白檀の王様は双葉に芳しさを気付かせたい

「お兄さんがいらっしゃるんですね。だからか」
「え?」
「僕にも妹がいるんですよ。一緒には住んでいませんが、たぶん天橋さんと同い年くらい。僕が34で、妹が28です」
「年齢までうちと一緒ですね」

 私が驚いていうと、工藤さんは微笑んだ。

「そうなんですか、それは偶然ですね。
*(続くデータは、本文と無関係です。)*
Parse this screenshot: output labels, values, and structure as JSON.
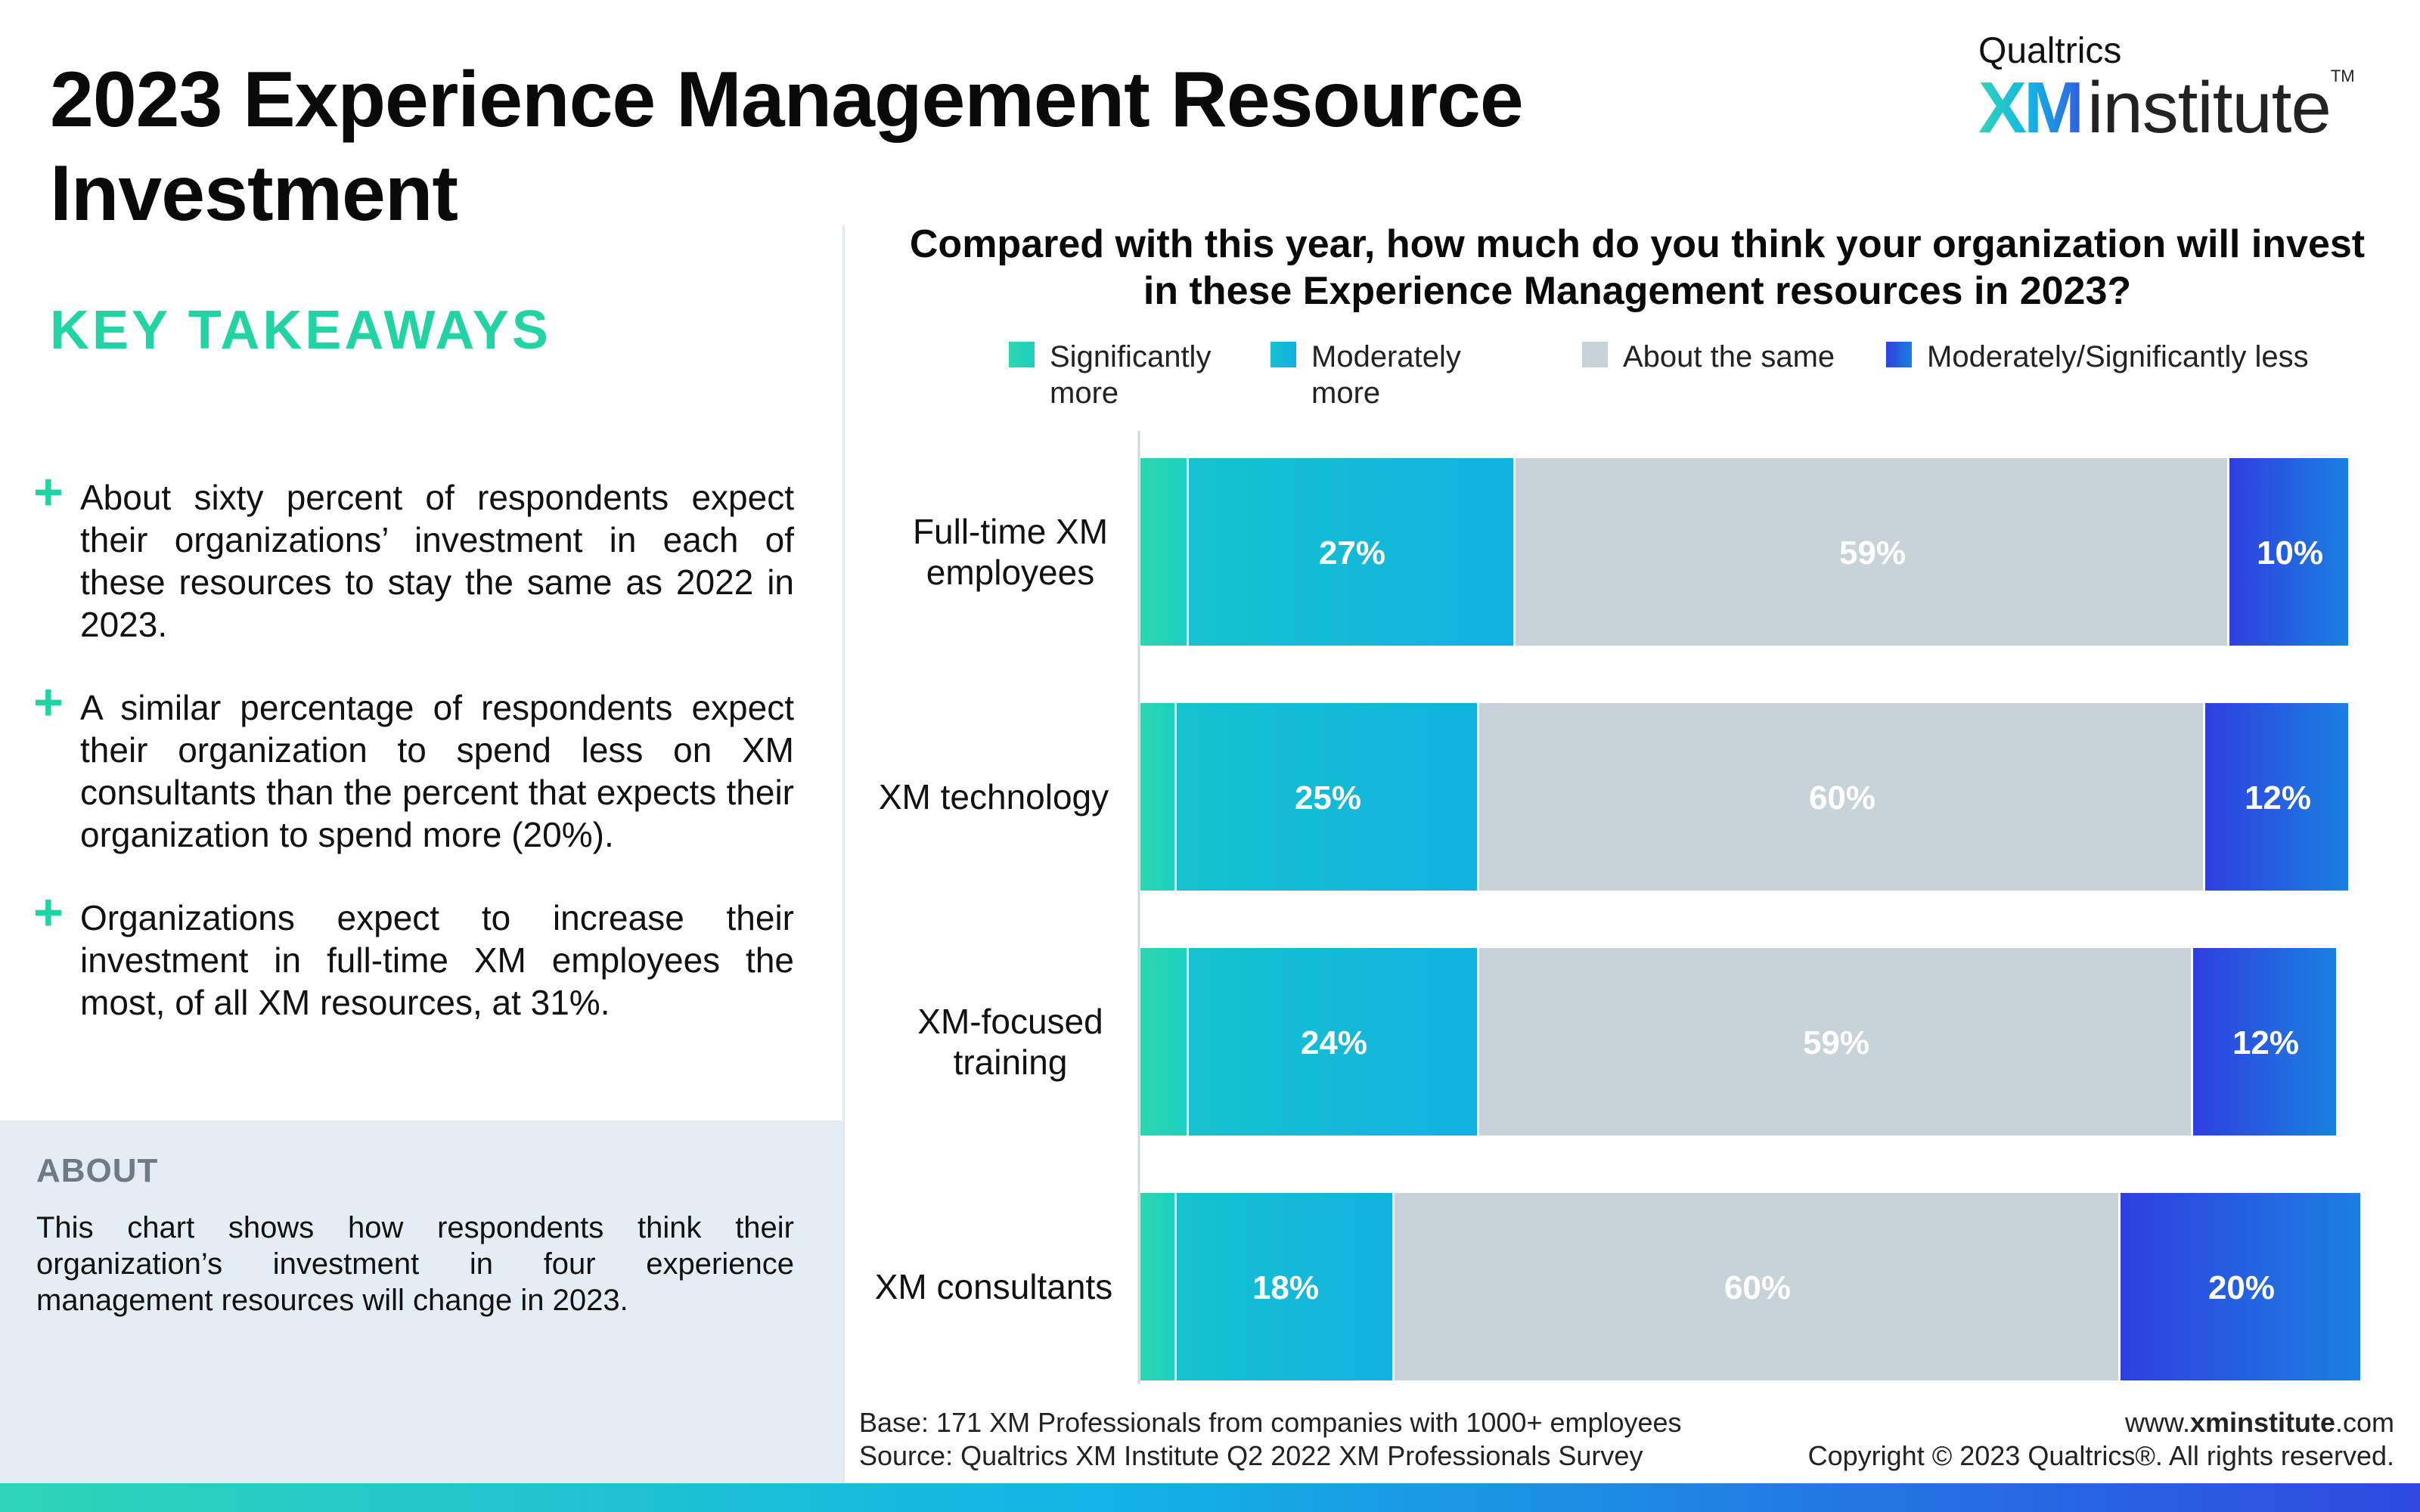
{
  "header": {
    "title": "2023 Experience Management Resource Investment",
    "logo_top": "Qualtrics",
    "logo_xm": "XM",
    "logo_institute": "institute",
    "logo_tm": "TM"
  },
  "takeaways": {
    "heading": "KEY TAKEAWAYS",
    "items": [
      "About sixty percent of respondents expect their organizations’ investment in each of these resources to stay the same as 2022 in 2023.",
      "A similar percentage of respondents expect their organization to spend less on XM consultants than the percent that expects their organization to spend more (20%).",
      "Organizations expect to increase their investment in full-time XM employees the most, of all XM resources, at 31%."
    ]
  },
  "about": {
    "heading": "ABOUT",
    "text": "This chart shows how respondents think their organization’s investment in four experience management resources will change in 2023."
  },
  "chart_data": {
    "type": "bar",
    "orientation": "horizontal",
    "stacked": true,
    "title": "Compared with this year, how much do you think your organization will invest in these Experience Management resources in 2023?",
    "categories": [
      "Full-time XM employees",
      "XM technology",
      "XM-focused training",
      "XM consultants"
    ],
    "series": [
      {
        "name": "Significantly more",
        "color": "#2fd6b0",
        "values": [
          4,
          3,
          4,
          3
        ],
        "labels": [
          "",
          "",
          "",
          ""
        ]
      },
      {
        "name": "Moderately more",
        "color": "#16c2cf",
        "values": [
          27,
          25,
          24,
          18
        ],
        "labels": [
          "27%",
          "25%",
          "24%",
          "18%"
        ]
      },
      {
        "name": "About the same",
        "color": "#c8d2d9",
        "values": [
          59,
          60,
          59,
          60
        ],
        "labels": [
          "59%",
          "60%",
          "59%",
          "60%"
        ]
      },
      {
        "name": "Moderately/Significantly less",
        "color": "#2f49e0",
        "values": [
          10,
          12,
          12,
          20
        ],
        "labels": [
          "10%",
          "12%",
          "12%",
          "20%"
        ]
      }
    ],
    "xlim": [
      0,
      100
    ],
    "grid": false,
    "legend": "top"
  },
  "footer": {
    "base": "Base: 171 XM Professionals from companies with 1000+ employees",
    "source": "Source: Qualtrics XM Institute Q2 2022 XM Professionals Survey",
    "url_prefix": "www.",
    "url_bold": "xminstitute",
    "url_suffix": ".com",
    "copyright": "Copyright © 2023 Qualtrics®. All rights reserved."
  }
}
お兄さんには、よく会われているんですか?」

 そう言われて、思わず言葉に詰まった。
 兄に似た雰囲気に、親戚ではないと言いきれないから余計だ。

「いえ、今は少し遠くにいまして……」
「遠くって?」
「えーっと……海外なんです」

 そう言って工藤さんの様子を見ると、工藤さんは心底感心したように、
「海外でお仕事されているなんて、優秀なお兄さんなんでしょう」と笑う。

「……まぁ」

(親戚ならこんな反応はしないか……)

 私がほっとして息を吐くと、工藤さんは立ち上がり微笑む。

「今日はそろそろ行きましょう。またお見かけしたら声をかけていいですか? 相談にもいつでものりますよ。実は僕も今、妹は遠くにいまして、なかなか会える機会もないんです。だから、天橋さんを見てると妹を思い出す」
「そう、なんですか」

 私が言うと、工藤さんは頷いた。
 その笑顔に、私も思わず頷いてしまった。